Iran-Krieg

Nationalbank-Chef: „Keine Rezession in Sicht“

Wirtschaft
10.03.2026 12:00

Die Treibstoff- und Energiepreise steigen, an den internationalen Märkten herrscht Nervosität. Trotz der wirtschaftlichen Verwerfungen infolge des Iran-Krieges mahnen Notenbanker zur Ruhe. Die Europäische Zentralbank will „vorerst unseren Kurs beibehalten“. Auch Nationalbank-Gouverneur Martin Kocher versucht zu beruhigen: „Eine Rezession sehe ich im Moment weder für Österreich noch für Europa in Sicht.“  

Der massive Preisanstieg bei Treibstoffen am Montag hat mittlerweile in der hiesigen Politik für Betriebsamkeit gesorgt, auch wenn mit unterschiedlichen Ansätzen. Bundeskanzler Christian Stocker (ÖVP) stellte am Montag eine zeitweise Senkung der Steuern auf Treibstoffe in den Raum. Welche Steuern konkret und in welchem Ausmaß reduziert werden könnten, sei Gegenstand der Verhandlungen, hieß es dazu aus dem Bundeskanzleramt.

Der Krieg gegen den Iran könnte laut US-Präsident Donald Trump „bald zu Ende sein“.
Der Krieg gegen den Iran könnte laut US-Präsident Donald Trump „bald zu Ende sein“.(Bild: AFP/ATTA KENARE)

Vizekanzler Andreas Babler (SPÖ) wiederum sprach sich für einen Preisdeckel nach „kroatischem Vorbild“ aus. Dieser sehe im Wesentlichen vor, die Gewinnmargen für Raffinerien und Tankstellenbetreiber zu begrenzen, wobei sowohl der internationale Rohölpreis als auch bestehende Steuern Teil der Preisbildung bleiben würden. Ein „sofortiges Eingreifen“ forderte am Montag FPÖ-Chef Herbert Kickl.

OeNB-Gouverneur Martin Kocher
OeNB-Gouverneur Martin Kocher(Bild: APA/HARALD SCHNEIDER)

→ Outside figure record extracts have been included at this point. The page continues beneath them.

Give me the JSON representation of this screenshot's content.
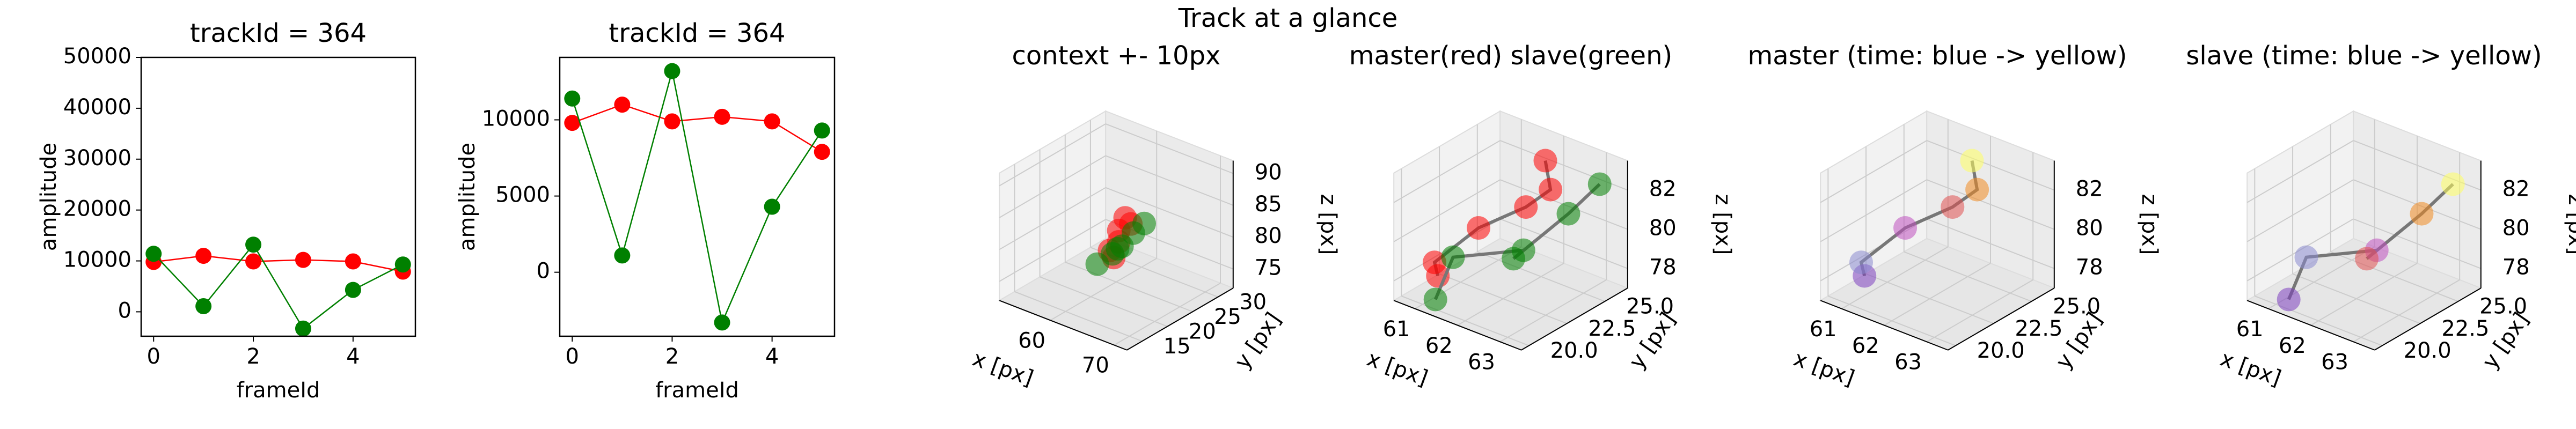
{
  "title": "Track at a glance",
  "chart_data": [
    {
      "type": "line",
      "title": "trackId = 364",
      "xlabel": "frameId",
      "ylabel": "amplitude",
      "x": [
        0,
        1,
        2,
        3,
        4,
        5
      ],
      "xlim": [
        -0.25,
        5.25
      ],
      "xticks": [
        0,
        2,
        4
      ],
      "ylim": [
        -4800,
        50000
      ],
      "yticks": [
        0,
        10000,
        20000,
        30000,
        40000,
        50000
      ],
      "series": [
        {
          "color": "#ff0000",
          "values": [
            9800,
            11000,
            9900,
            10200,
            9900,
            7900
          ]
        },
        {
          "color": "#008000",
          "values": [
            11400,
            1100,
            13200,
            -3300,
            4300,
            9300
          ]
        }
      ]
    },
    {
      "type": "line",
      "title": "trackId = 364",
      "xlabel": "frameId",
      "ylabel": "amplitude",
      "x": [
        0,
        1,
        2,
        3,
        4,
        5
      ],
      "xlim": [
        -0.25,
        5.25
      ],
      "xticks": [
        0,
        2,
        4
      ],
      "ylim": [
        -4200,
        14100
      ],
      "yticks": [
        0,
        5000,
        10000
      ],
      "series": [
        {
          "color": "#ff0000",
          "values": [
            9800,
            11000,
            9900,
            10200,
            9900,
            7900
          ]
        },
        {
          "color": "#008000",
          "values": [
            11400,
            1100,
            13200,
            -3300,
            4300,
            9300
          ]
        }
      ]
    },
    {
      "type": "scatter3d",
      "title": "context +- 10px",
      "xlabel": "x [px]",
      "ylabel": "y [px]",
      "zlabel": "z [px]",
      "xlim": [
        52,
        72
      ],
      "xticks": [
        60,
        70
      ],
      "ylim": [
        12,
        33
      ],
      "yticks": [
        15,
        20,
        25,
        30
      ],
      "zlim": [
        72,
        92
      ],
      "zticks": [
        75,
        80,
        85,
        90
      ],
      "series": [
        {
          "color": "#ff0000",
          "x": [
            62,
            61.5,
            62,
            61.2,
            62.3,
            61.8
          ],
          "y": [
            22,
            21.8,
            23,
            24,
            25,
            24.5
          ],
          "z": [
            78,
            79,
            80,
            81,
            82,
            83
          ]
        },
        {
          "color": "#008000",
          "x": [
            61,
            61.8,
            62.5,
            63,
            63.5,
            64
          ],
          "y": [
            20,
            22,
            23,
            21.5,
            24,
            25.5
          ],
          "z": [
            77.5,
            78.5,
            79.5,
            80,
            81.5,
            82.5
          ]
        }
      ]
    },
    {
      "type": "scatter3d",
      "title": "master(red) slave(green)",
      "xlabel": "x [px]",
      "ylabel": "y [px]",
      "zlabel": "z [px]",
      "xlim": [
        60.5,
        63.5
      ],
      "xticks": [
        61,
        62,
        63
      ],
      "ylim": [
        19.5,
        26.5
      ],
      "yticks": [
        {
          "value": 20,
          "label": "20.0"
        },
        {
          "value": 22.5,
          "label": "22.5"
        },
        {
          "value": 25,
          "label": "25.0"
        }
      ],
      "zlim": [
        77,
        83.5
      ],
      "zticks": [
        78,
        80,
        82
      ],
      "line_color": "#777777",
      "series": [
        {
          "color": "#ff0000",
          "x": [
            61.0,
            61.1,
            61.6,
            62.0,
            62.4,
            62.1
          ],
          "y": [
            21.0,
            20.5,
            22.0,
            24.0,
            24.5,
            25.0
          ],
          "z": [
            78.0,
            79.0,
            80.5,
            81.0,
            82.0,
            83.0
          ]
        },
        {
          "color": "#008000",
          "x": [
            61.3,
            61.0,
            62.3,
            62.6,
            63.0,
            63.2
          ],
          "y": [
            20.0,
            22.0,
            23.0,
            21.5,
            24.0,
            25.5
          ],
          "z": [
            77.5,
            78.5,
            79.5,
            80.0,
            81.5,
            82.5
          ]
        }
      ]
    },
    {
      "type": "scatter3d",
      "title": "master (time: blue -> yellow)",
      "xlabel": "x [px]",
      "ylabel": "y [px]",
      "zlabel": "z [px]",
      "xlim": [
        60.5,
        63.5
      ],
      "xticks": [
        61,
        62,
        63
      ],
      "ylim": [
        19.5,
        26.5
      ],
      "yticks": [
        {
          "value": 20,
          "label": "20.0"
        },
        {
          "value": 22.5,
          "label": "22.5"
        },
        {
          "value": 25,
          "label": "25.0"
        }
      ],
      "zlim": [
        77,
        83.5
      ],
      "zticks": [
        78,
        80,
        82
      ],
      "line_color": "#777777",
      "series": [
        {
          "colors": [
            "#7d3fbf",
            "#8a8ad0",
            "#c050c0",
            "#e05050",
            "#f08a20",
            "#ffff60"
          ],
          "x": [
            61.0,
            61.1,
            61.6,
            62.0,
            62.4,
            62.1
          ],
          "y": [
            21.0,
            20.5,
            22.0,
            24.0,
            24.5,
            25.0
          ],
          "z": [
            78.0,
            79.0,
            80.5,
            81.0,
            82.0,
            83.0
          ]
        }
      ]
    },
    {
      "type": "scatter3d",
      "title": "slave (time: blue -> yellow)",
      "xlabel": "x [px]",
      "ylabel": "y [px]",
      "zlabel": "z [px]",
      "xlim": [
        60.5,
        63.5
      ],
      "xticks": [
        61,
        62,
        63
      ],
      "ylim": [
        19.5,
        26.5
      ],
      "yticks": [
        {
          "value": 20,
          "label": "20.0"
        },
        {
          "value": 22.5,
          "label": "22.5"
        },
        {
          "value": 25,
          "label": "25.0"
        }
      ],
      "zlim": [
        77,
        83.5
      ],
      "zticks": [
        78,
        80,
        82
      ],
      "line_color": "#777777",
      "series": [
        {
          "colors": [
            "#7d3fbf",
            "#8a8ad0",
            "#c050c0",
            "#e05050",
            "#f08a20",
            "#ffff60"
          ],
          "x": [
            61.3,
            61.0,
            62.3,
            62.6,
            63.0,
            63.2
          ],
          "y": [
            20.0,
            22.0,
            23.0,
            21.5,
            24.0,
            25.5
          ],
          "z": [
            77.5,
            78.5,
            79.5,
            80.0,
            81.5,
            82.5
          ]
        }
      ]
    }
  ]
}
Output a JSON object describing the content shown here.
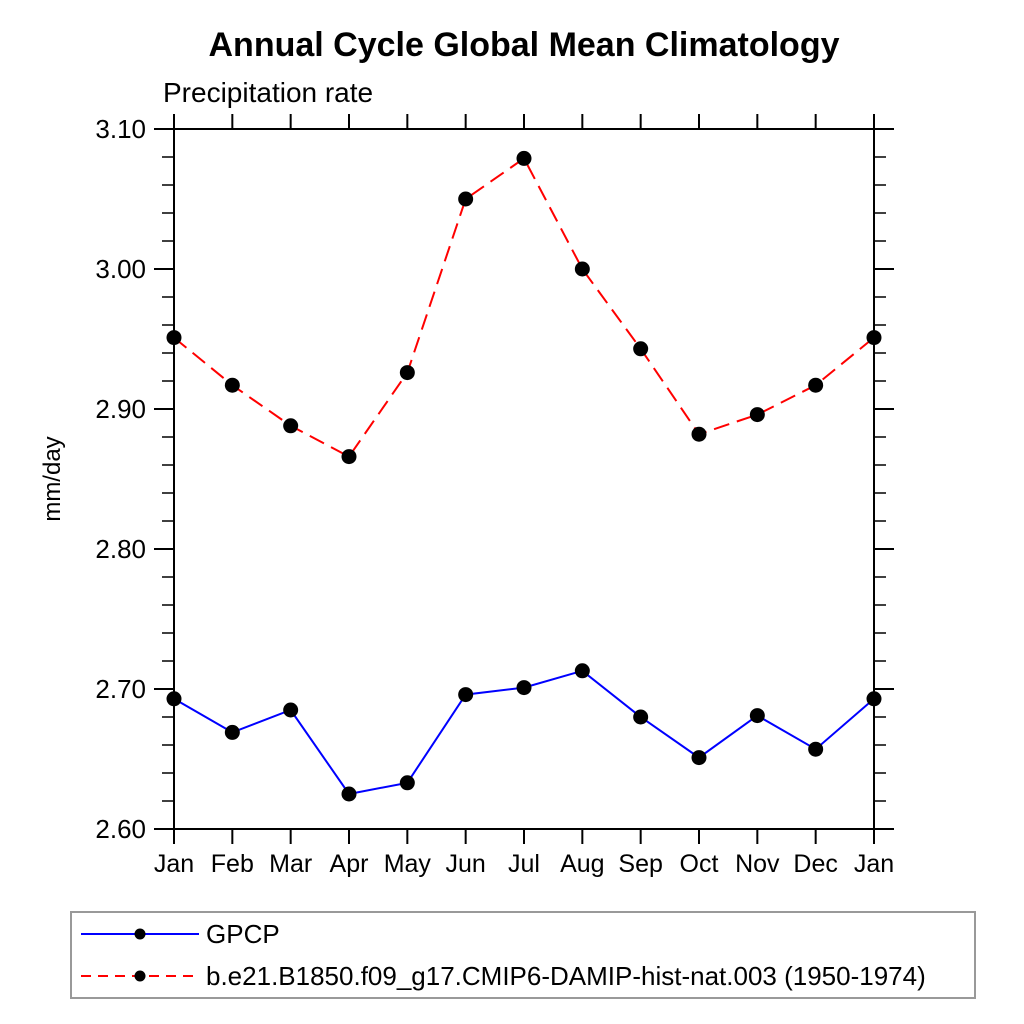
{
  "chart_data": {
    "type": "line",
    "title": "Annual Cycle Global Mean Climatology",
    "subtitle": "Precipitation rate",
    "ylabel": "mm/day",
    "xlabel": "",
    "categories": [
      "Jan",
      "Feb",
      "Mar",
      "Apr",
      "May",
      "Jun",
      "Jul",
      "Aug",
      "Sep",
      "Oct",
      "Nov",
      "Dec",
      "Jan"
    ],
    "ylim": [
      2.6,
      3.1
    ],
    "ytick_labels": [
      "2.60",
      "2.70",
      "2.80",
      "2.90",
      "3.00",
      "3.10"
    ],
    "ytick_step": 0.1,
    "yminor_step": 0.02,
    "grid": false,
    "legend_position": "bottom-left-box",
    "axis_color": "#000000",
    "marker_color": "#000000",
    "legend_border_color": "#999999",
    "series": [
      {
        "key": "gpcp",
        "name": "GPCP",
        "color": "#0000ff",
        "line_style": "solid",
        "marker": "circle",
        "values": [
          2.693,
          2.669,
          2.685,
          2.625,
          2.633,
          2.696,
          2.701,
          2.713,
          2.68,
          2.651,
          2.681,
          2.657,
          2.693
        ]
      },
      {
        "key": "hist-nat",
        "name": "b.e21.B1850.f09_g17.CMIP6-DAMIP-hist-nat.003 (1950-1974)",
        "color": "#ff0000",
        "line_style": "dashed",
        "marker": "circle",
        "values": [
          2.951,
          2.917,
          2.888,
          2.866,
          2.926,
          3.05,
          3.079,
          3.0,
          2.943,
          2.882,
          2.896,
          2.917,
          2.951
        ]
      }
    ]
  }
}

Für OeNB-Chef Kocher ist es „verständlich, dass Unternehmen und Haushalte nervös sind“ und daher die Regierung mehrere Modelle vorbereitet, wie man eingreifen könnte. Der frühere Wirtschaftsminister rät aber dazu, „nicht überhastet zu reagieren“. Bei der Mehrwertsteuer auf Diesel und Benzin könnte man durchaus Senkungen durchführen. Allerdings gab er bei einer Pressekonferenz am Dienstag zu bedenken, dass jede Senkung einhergehen müsse mit „Rationierungen, damit weniger verbraucht wird“ oder „Subventionierungen aus Steuergeldern“. „Idealerweise wählt man Maßnahmen, wo man nicht viel Geld ausgibt und die man nicht gleich wieder zurücknehmen muss“, so Kocher weiter.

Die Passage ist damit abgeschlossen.